My name is Lynn, I have a farm I call Razzberry Corner, I'm not a farm girl, but instead have a high tech job in downtown Washington, DC. I have a big heart for animals and try my best with them. This farm thing is a learning experience, I learn as I go, I learn from looking things up online and I hope that my blog one day helps someone else online who's looking for help.  I've experienced so many things when dealing with chickens and guineas that I think others can learn from, and I want to help others so they don't have to struggle the way I often do. My problem is that I don't have much time.  Blogging takes time.  Work takes time, and I often travel for work.  Running a farm, dealing with animals, housework and cleaning, cooking and all the other aspects of life take time. 

As I'm writing this I have a rooster in my bathroom and 2 barn cats in the guest room. (My husband is a saint to put up with me...)  And at least a foot of snow outside.  The rooster is my main concern right now.

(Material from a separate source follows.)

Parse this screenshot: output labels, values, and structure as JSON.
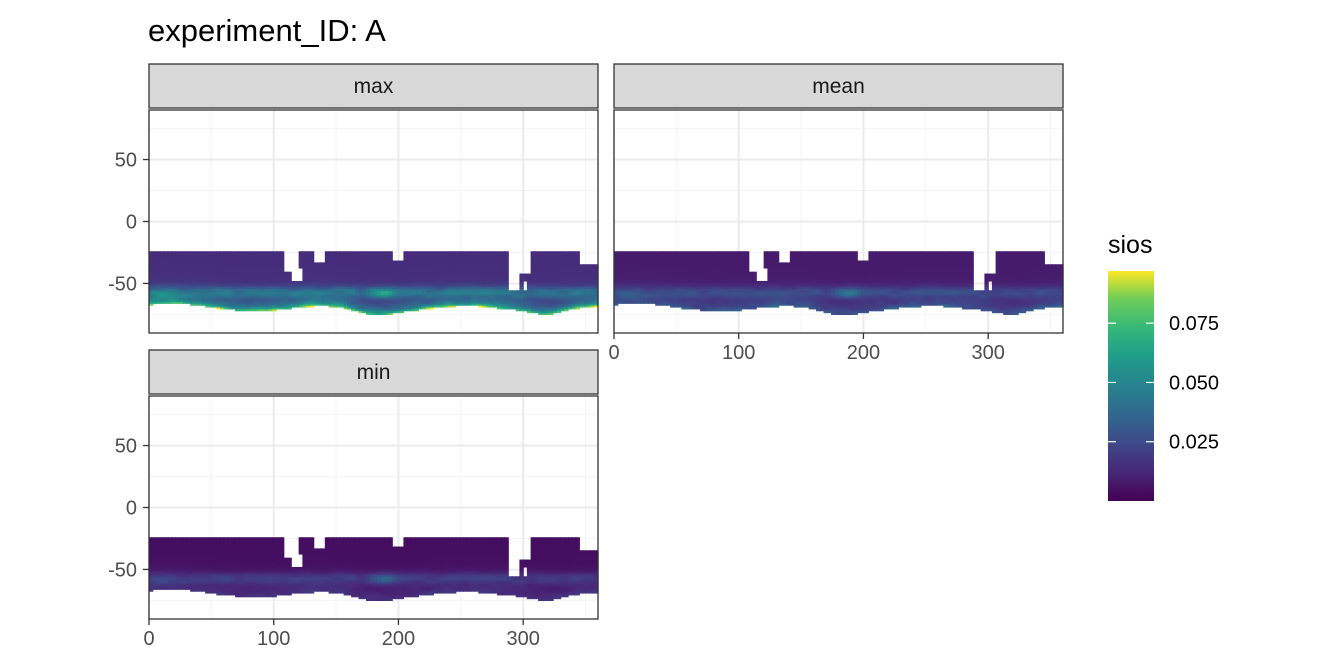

His name is Muffin, he was one of my very first two roosters.  Yeah, I didn't know it was a boy and I was new to chickens back then, I didn't think not to name them silly names until we figured out their gender.   But the name Muffin always stuck, and the bird knew his name.  He always answered when we called "Muffin!" My husband always liked Muffin, Muff sometimes wanted to fight with me, but I learned to live with him.  All-in-all, he has been our best rooster, and has always been our lead roo.

Yesterday when it was snowing, my husband went out and found Muff standing in the snow out in the chicken pen.  He picked up the bird and found his feet frozen!  We put him in a cold bath and ever so slowly made the water warmer and warmer - we held him in the sink for about an hour, each of us taking turns holding him so only his legs were under water. The legs and feet got warm, he was able to move the legs up and down again, and he curled the toes just a little when we put our fingers in them.  I think it's natural for a bird to curl their toes around something, simulating roosting.

We put Muff on a towel in front of the fireplace and let him totally warm up and dry off.  He preferred to lay down on top of his legs/feet.  No standing. The legs/feet looked normal.

Overnight last night we put Muffin in the bathroom on a towel that we rolled up so he was able to wrap his toes a little around the soft towel. We brought in a hen (named Zoner) to keep him company.  He and Zoner both ate treats and Zoner drank water.  Muff wanted nothing to do with drinking.

This morning he crowed 5 times.  Zoner went back out to the coop.  Muff is still laying there in the bathroom.  He eats ok, but is not drinking. And not standing.  I lifting him up and looked at the feet - they're all cracked and bleeding in the corners of the toes. I read online to put Vaseline on them, so I coated them with Vaseline and hope they heal. He's not moving around at all, just laying there, although he's alert and seems fine otherwise.

Cracks between toes

I hope he gets better.  We're going to give him a few days inside to let him heal.  If he cannot walk the other birds will pick on him.  He was the king of the coop.  Now he will become the lowest in the pecking order and that alone will destroy this feisty rooster who's used to being in charge.  Sadly, my husband will have to put him down if he cannot walk again.

Any assistance anyone can provide about chickens with frozen feet is appreciated!